Preference vs Discrimination: Understanding the Basics
Ever had a favorite flavor of ice cream or a type of music that just speaks to your soul?
That’s a preference.
It’s those little choices we make every day, based on our personal tastes and experiences. Like choosing chocolate over vanilla or opting for city life over the quiet countryside. It’s personal, and usually, it’s pretty harmless.
Now, this is where things get tricky. Discrimination isn’t just about choices. It’s about making unfair judgments or treating people differently based on things like their race, gender, age, or beliefs.
Take the case of the woman in our previous article: being passed over for a job because of her hijab isn’t a matter of preference; it’s discrimination.
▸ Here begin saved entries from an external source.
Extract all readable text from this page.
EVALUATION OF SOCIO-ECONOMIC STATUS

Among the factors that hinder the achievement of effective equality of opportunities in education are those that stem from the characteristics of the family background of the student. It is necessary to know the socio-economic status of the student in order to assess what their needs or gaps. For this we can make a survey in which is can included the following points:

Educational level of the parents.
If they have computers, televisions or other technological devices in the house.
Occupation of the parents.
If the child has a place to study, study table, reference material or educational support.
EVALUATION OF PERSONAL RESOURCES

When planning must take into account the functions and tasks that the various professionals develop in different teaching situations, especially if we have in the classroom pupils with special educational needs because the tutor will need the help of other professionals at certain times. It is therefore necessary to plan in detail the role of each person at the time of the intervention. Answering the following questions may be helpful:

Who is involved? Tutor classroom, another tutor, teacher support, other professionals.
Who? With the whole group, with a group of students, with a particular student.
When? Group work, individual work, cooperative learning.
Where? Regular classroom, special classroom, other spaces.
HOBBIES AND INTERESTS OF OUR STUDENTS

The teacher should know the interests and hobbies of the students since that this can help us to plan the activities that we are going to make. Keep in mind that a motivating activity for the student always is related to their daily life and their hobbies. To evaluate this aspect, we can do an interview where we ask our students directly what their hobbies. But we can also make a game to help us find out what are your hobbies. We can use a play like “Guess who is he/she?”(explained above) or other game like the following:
Preferences are what we like. But sometimes, if we’re not careful, they can slide into discrimination, especially if they’re rooted in biases.
Say you’re hiring someone and you lean towards a candidate because they went to your alma mater.
That’s a preference.
But if you overlook another candidate just because of their background or attire, as in the case of the hijab-wearing applicant, that’s discrimination.
Finding the Balance
Our preferences make us unique. They shape our identity, influence our culture, and even dictate our hobbies. They bring vibrancy and diversity to our world, sparking creativity and fresh ideas.
On the flip side, discrimination is a dark cloud. It divides us, fosters negativity, and can even lead to conflicts.
When discrimination seeps into places like our workplaces or schools, it can stifle opportunities and hold back entire communities, as evidenced by the experience of the woman in our article.
It’s all about self-awareness. We need to embrace our preferences but also be alert to ensure they don’t become biases. By educating ourselves and being open to introspection, we can enjoy our personal inclinations without inadvertently harming others.
While preference and discrimination might originate from the realm of choices, they have vastly different impacts on our world.
Preferences add color to our lives, while discrimination can cast a shadow.
The incident with the hijab-wearing job applicant underscores the importance of distinguishing between the two. It’s up to us to cherish our individuality but also ensure our choices uplift rather than divide.